2,2 bis-(p-hydroxyphenyl)propane polycarbonate (hereinafter referred to as bisphenol-A polycarbonate) is a well known thermoplastic polymer offering good thermal stability, excellent dimensional stability and resistance to creep under load. Injection molding grades of bisphenol-A polycarbonate have intrinsic viscosities (as measured in methylene chloride at 30.degree. C.) in the range of about 0.40 to 0.55 dl/g. A typical polymer in that viscosity range has a weight-average molecular weight of about 30,000, and a number-average molecular weight of about 11,000. The mechanical properties of bisphenol-A polycarbonate increase very rapidly with increased intrinsic viscosity until the intrinsic viscosity reaches about 0.40, and then taper off. The melt viscosity of the resin, however, increased rapidly at intrinsic viscosities greater than about 0.45, and at intrinsic viscosities of about 0.6 the melt viscosity is already sufficiently high that injection molding with complex molds becomes quite difficult. Practical commercial molding grades therefore must be constrained to molecular weights that provide a resin with sufficient fluidity at molding temperature but with less than maximum physical properties.
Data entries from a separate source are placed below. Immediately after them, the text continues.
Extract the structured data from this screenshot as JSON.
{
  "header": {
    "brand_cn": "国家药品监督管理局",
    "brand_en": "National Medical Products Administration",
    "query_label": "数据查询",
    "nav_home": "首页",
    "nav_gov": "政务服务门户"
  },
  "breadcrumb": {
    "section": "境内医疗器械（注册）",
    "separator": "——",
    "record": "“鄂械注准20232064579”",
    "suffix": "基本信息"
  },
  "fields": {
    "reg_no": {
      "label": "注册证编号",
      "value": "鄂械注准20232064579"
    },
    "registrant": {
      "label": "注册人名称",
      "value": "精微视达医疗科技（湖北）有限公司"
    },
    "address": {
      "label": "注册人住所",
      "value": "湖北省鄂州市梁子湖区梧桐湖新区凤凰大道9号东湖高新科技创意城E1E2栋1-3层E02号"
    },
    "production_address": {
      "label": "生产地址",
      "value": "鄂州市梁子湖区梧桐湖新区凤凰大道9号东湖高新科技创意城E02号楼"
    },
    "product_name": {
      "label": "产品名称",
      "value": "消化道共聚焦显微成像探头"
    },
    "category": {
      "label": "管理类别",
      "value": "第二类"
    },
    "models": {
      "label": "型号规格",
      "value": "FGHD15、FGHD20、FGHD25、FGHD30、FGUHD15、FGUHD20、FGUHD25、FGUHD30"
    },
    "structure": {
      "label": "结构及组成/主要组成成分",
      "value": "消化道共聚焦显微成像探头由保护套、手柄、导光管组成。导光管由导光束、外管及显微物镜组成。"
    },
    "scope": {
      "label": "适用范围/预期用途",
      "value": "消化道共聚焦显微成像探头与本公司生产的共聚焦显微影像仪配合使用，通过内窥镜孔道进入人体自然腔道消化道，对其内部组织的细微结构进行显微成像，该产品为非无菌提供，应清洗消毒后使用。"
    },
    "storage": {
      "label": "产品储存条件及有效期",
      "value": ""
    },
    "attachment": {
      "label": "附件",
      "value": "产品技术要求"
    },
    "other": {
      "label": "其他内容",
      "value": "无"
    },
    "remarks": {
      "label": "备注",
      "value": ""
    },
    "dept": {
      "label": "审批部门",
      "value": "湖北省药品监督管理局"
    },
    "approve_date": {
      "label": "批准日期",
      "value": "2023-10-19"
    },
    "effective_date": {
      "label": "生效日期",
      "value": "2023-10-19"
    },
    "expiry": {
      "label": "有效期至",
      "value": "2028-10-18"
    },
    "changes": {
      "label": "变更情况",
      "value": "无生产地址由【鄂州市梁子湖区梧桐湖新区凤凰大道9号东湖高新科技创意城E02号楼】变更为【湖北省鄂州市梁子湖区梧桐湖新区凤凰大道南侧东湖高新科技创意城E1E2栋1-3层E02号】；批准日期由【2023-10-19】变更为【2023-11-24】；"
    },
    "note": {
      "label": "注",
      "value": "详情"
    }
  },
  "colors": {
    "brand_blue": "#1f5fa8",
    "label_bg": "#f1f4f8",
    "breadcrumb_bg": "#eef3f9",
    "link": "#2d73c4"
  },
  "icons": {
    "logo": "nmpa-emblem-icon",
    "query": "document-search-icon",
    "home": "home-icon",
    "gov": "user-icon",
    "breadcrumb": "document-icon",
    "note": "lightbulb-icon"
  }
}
It has now been found that insertion of small quantities of cyclopentadiene or cyclopentadiene-type dicarboxylic acid groups with these resins brings about processing advantages without significant loss of properties.
The synthesis of 1:1 polyesters of dicyclopentadiene dicarboxylic acid with bis-(p-hydroxyphenyl)ether and with 2,2-bis-(p-hydroxyphenyl)propane is described by Mirva et al. in Bulletin of the Chemical Society of Japan, Vol. 50, No. 10, pp 2682-2685 (1977). These resins have been shown to undergo reversible thermal degradation in 10 wt. % nitrobenzene solution. A 1 wt. % solution does not show this behavior.
The use of dicyclopentadiene to reversibly cross-link polyisobutylene has been described by Kennedy and Castner in Journal of Polymer Science, Vol. 17, No. 7, page 2039 and page 2055 (1979). However no extension of the technology to the enhancement of the melt flow of thermoplastic resins is suggested.